Pressão maior sobre pessoas físicas
Entre os consumidores, a média ficou em 38% ao ano, pico que não era visto desde maio de 2017. No crédito às empresas, a taxa atingiu 21,4% ao ano, o maior custo em mais de uma década. Na comparação com o início do governo Luiz Inácio Lula da Silva, em janeiro de 2023, o encargo global subiu 7,8 pontos percentuais.
Spread bancário avança
O spread — diferença entre o que os bancos pagam para captar recursos e o que cobram nos empréstimos — chegou a 21,9 pontos percentuais, o maior desde abril de 2017. Como o custo de captação manteve-se praticamente estável, o aumento reflete o risco percebido pelas instituições financeiras diante da piora nas condições de pagamento dos tomadores.
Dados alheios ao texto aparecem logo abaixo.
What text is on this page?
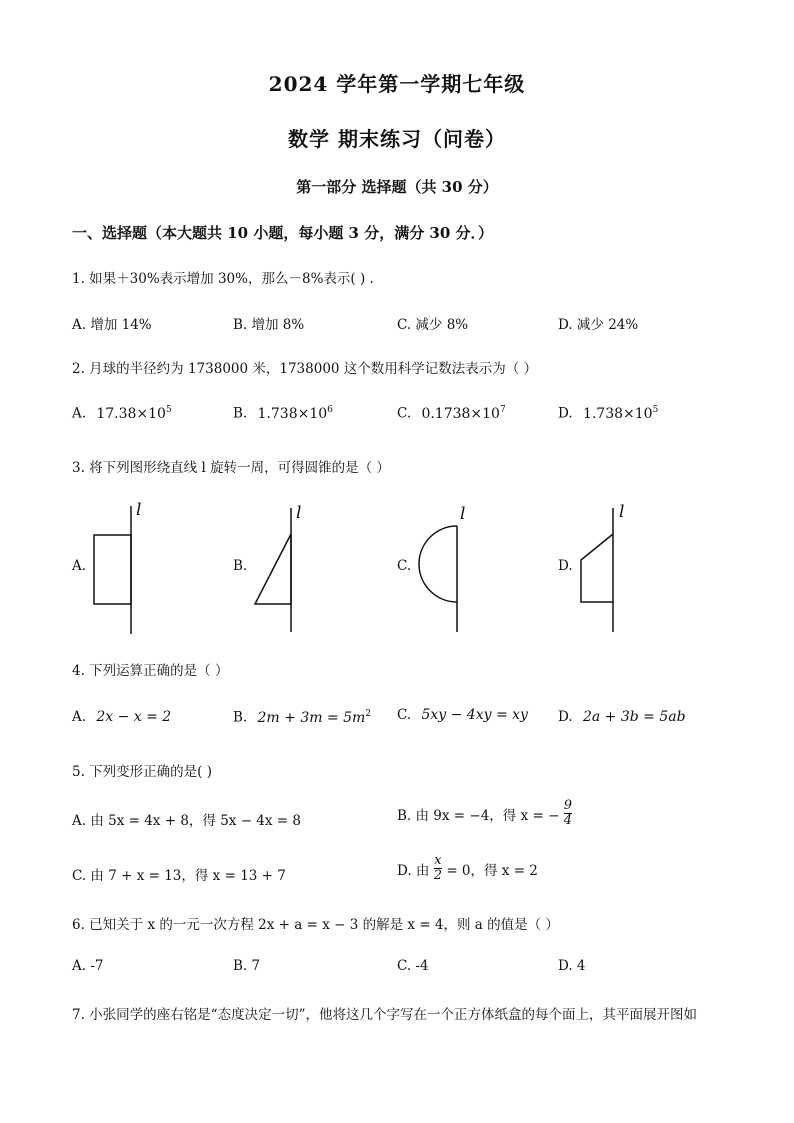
2024 学年第一学期七年级
数学 期末练习（问卷）
第一部分 选择题（共 30 分）
一、选择题（本大题共 10 小题，每小题 3 分，满分 30 分．）
1. 如果＋30%表示增加 30%，那么－8%表示( ) .
A. 增加 14%	B. 增加 8%	C. 减少 8%	D. 减少 24%
2. 月球的半径约为 1738000 米，1738000 这个数用科学记数法表示为（ ）
A. $17.38\times 10^5$	B. $1.738\times 10^6$	C. $0.1738\times 10^7$	D. $1.738\times 10^5$
3. 将下列图形绕直线 l 旋转一周，可得圆锥的是（ ）
A.
l
B.
l
C.
l
D.
l
4. 下列运算正确的是（ ）
A. 2x − x = 2	B. $2m + 3m = 5m^2$ C. 5xy − 4xy = xy D. 2a + 3b = 5ab
5. 下列变形正确的是( )
A. 由 5x = 4x + 8，得 5x − 4x = 8	B. 由 9x = −4，得 x = − $\frac{9}{4}$
C. 由 7 + x = 13，得 x = 13 + 7	D. 由 $\frac{x}{2} = 0$，得 x = 2
6. 已知关于 x 的一元一次方程 2x + a = x − 3 的解是 x = 4，则 a 的值是（ ）
A. -7	B. 7	C. -4	D. 4
7. 小张同学的座右铭是“态度决定一切”，他将这几个字写在一个正方体纸盒的每个面上，其平面展开图如
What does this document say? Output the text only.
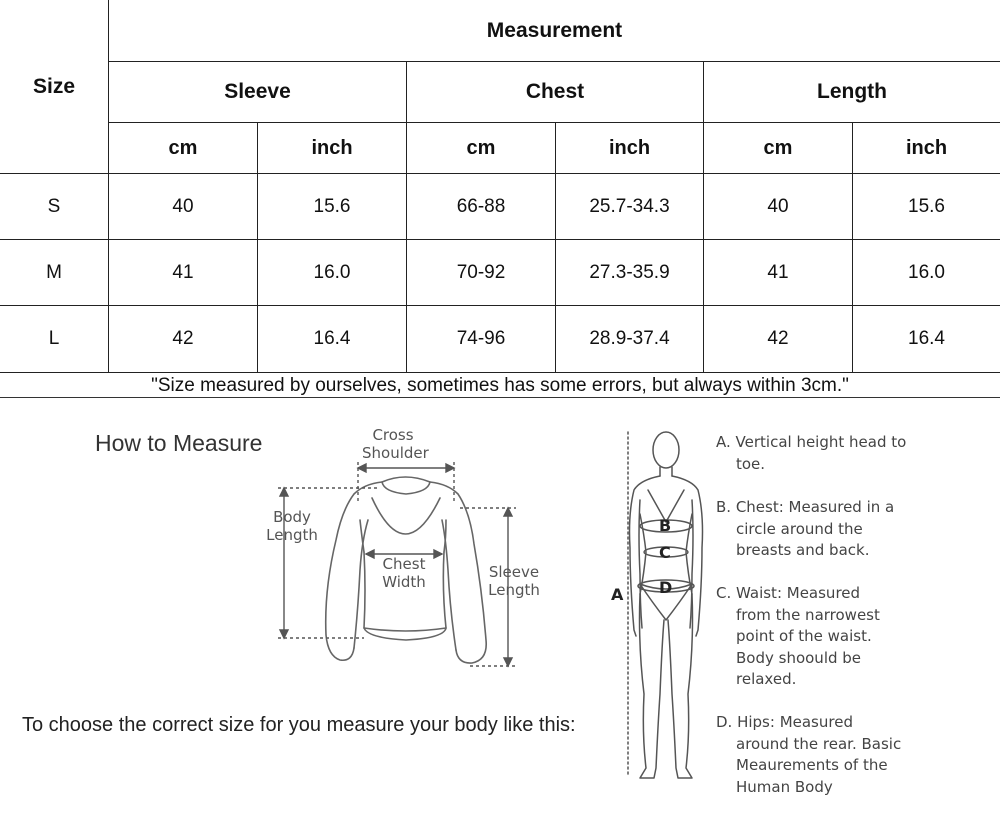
Size
Measurement
Sleeve	Chest	Length
cm	inch	cm	inch	cm	inch
S	40	15.6	66-88	25.7-34.3	40	15.6
M	41	16.0	70-92	27.3-35.9	41	16.0
L	42	16.4	74-96	28.9-37.4	42	16.4
"Size measured by ourselves, sometimes has some errors, but always within 3cm."
How to Measure	Cross
Shoulder
Body
Length
Chest
Width
Sleeve
Length
To choose the correct size for you measure your body like this:
B
C
D
A
A. Vertical height head to toe.
B. Chest: Measured in a circle around the breasts and back.
C. Waist: Measured from the narrowest point of the waist. Body shoould be relaxed.
D. Hips: Measured around the rear. Basic Meaurements of the Human Body
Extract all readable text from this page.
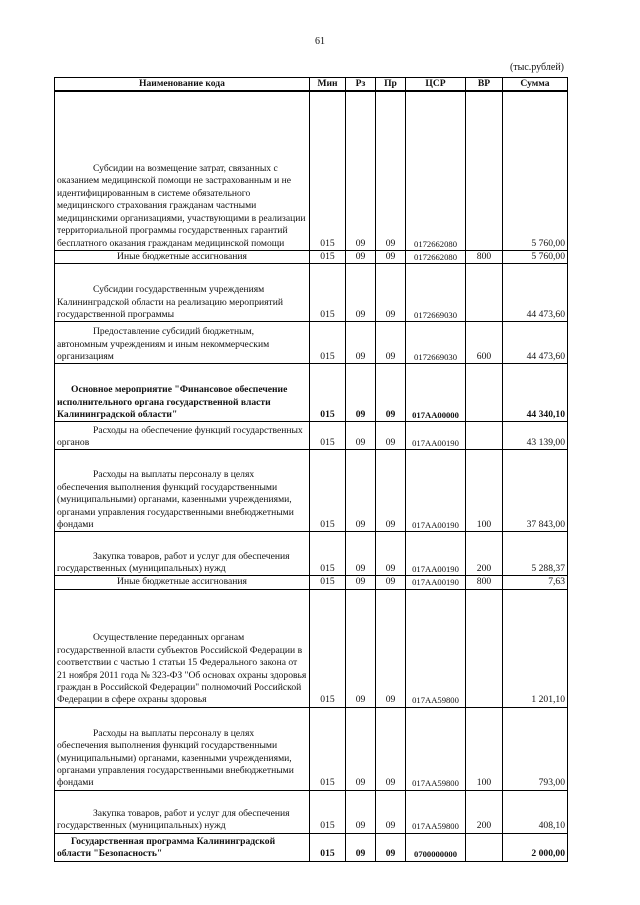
61
(тыс.рублей)
Наименование кода	Мин	Рз	Пр	ЦСР	ВР	Сумма
Субсидии на возмещение затрат, связанных с оказанием медицинской помощи не застрахованным и не идентифицированным в системе обязательного медицинского страхования гражданам частными медицинскими организациями, участвующими в реализации территориальной программы государственных гарантий бесплатного оказания гражданам медицинской помощи	015	09	09	0172662080		5 760,00
Иные бюджетные ассигнования	015	09	09	0172662080	800	5 760,00
Субсидии государственным учреждениям Калининградской области на реализацию мероприятий государственной программы	015	09	09	0172669030		44 473,60
Предоставление субсидий бюджетным, автономным учреждениям и иным некоммерческим организациям	015	09	09	0172669030	600	44 473,60
Основное мероприятие "Финансовое обеспечение исполнительного органа государственной власти Калининградской области"	015	09	09	017АА00000		44 340,10
Расходы на обеспечение функций государственных органов	015	09	09	017АА00190		43 139,00
Расходы на выплаты персоналу в целях обеспечения выполнения функций государственными (муниципальными) органами, казенными учреждениями, органами управления государственными внебюджетными фондами	015	09	09	017АА00190	100	37 843,00
Закупка товаров, работ и услуг для обеспечения государственных (муниципальных) нужд	015	09	09	017АА00190	200	5 288,37
Иные бюджетные ассигнования	015	09	09	017АА00190	800	7,63
Осуществление переданных органам государственной власти субъектов Российской Федерации в соответствии с частью 1 статьи 15 Федерального закона от 21 ноября 2011 года № 323-ФЗ "Об основах охраны здоровья граждан в Российской Федерации" полномочий Российской Федерации в сфере охраны здоровья	015	09	09	017АА59800		1 201,10
Расходы на выплаты персоналу в целях обеспечения выполнения функций государственными (муниципальными) органами, казенными учреждениями, органами управления государственными внебюджетными фондами	015	09	09	017АА59800	100	793,00
Закупка товаров, работ и услуг для обеспечения государственных (муниципальных) нужд	015	09	09	017АА59800	200	408,10
Государственная программа Калининградской области "Безопасность"	015	09	09	0700000000		2 000,00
Inadimplência em recorde histórico
A parcela de contratos com atrasos superiores a 90 dias atingiu 4,2% em janeiro, maior marca desde o início da série do Banco Central, em 2011. Analistas ouvidos pelo mercado apontam que o encarecimento do crédito e a confiança reduzida na capacidade de pagamento dos clientes explicam o avanço dos calotes.
Selic elevada limita alívio
Mesmo após o primeiro corte desde junho de 2024, a taxa básica Selic recuou apenas de 15% para 14,75% ao ano em março. Com juros reais estimados em 9,23%, o Brasil figura como o segundo país com a taxa real mais alta do mundo, segundo levantamento da Lev Intelligence.
Contas públicas pressionam política monetária
Déficits recorrentes desde 2014 e o aumento da dívida pública — que saltou para 78,7% do PIB até dezembro de 2025 — reduzem o espaço para cortes mais agressivos. Projeções do Boletim Focus indicam endividamento de 83,8% do PIB em 2026 e de 94,1% em 2030, cenário que leva o Banco Central a adotar cautela, segundo declarações do presidente da autarquia, Gabriel Galípolo.
Crédito tende a encolher
Com juros altos e risco crescente, grandes bancos planejam ser mais seletivos na concessão de empréstimos ao longo de 2026, afirma Mônica Araújo, economista-chefe da InvestSmart XP. A expectativa é que o crédito continue caro e mais restrito, afetando famílias e empresas nos próximos meses.
Além do encarecimento do dinheiro, a inflação de 4,4% em 12 meses até janeiro e pressões de preços em serviços mantêm o Comitê de Política Monetária (Copom) em ritmo gradual de afrouxamento, sem previsão de quedas significativas no curto prazo.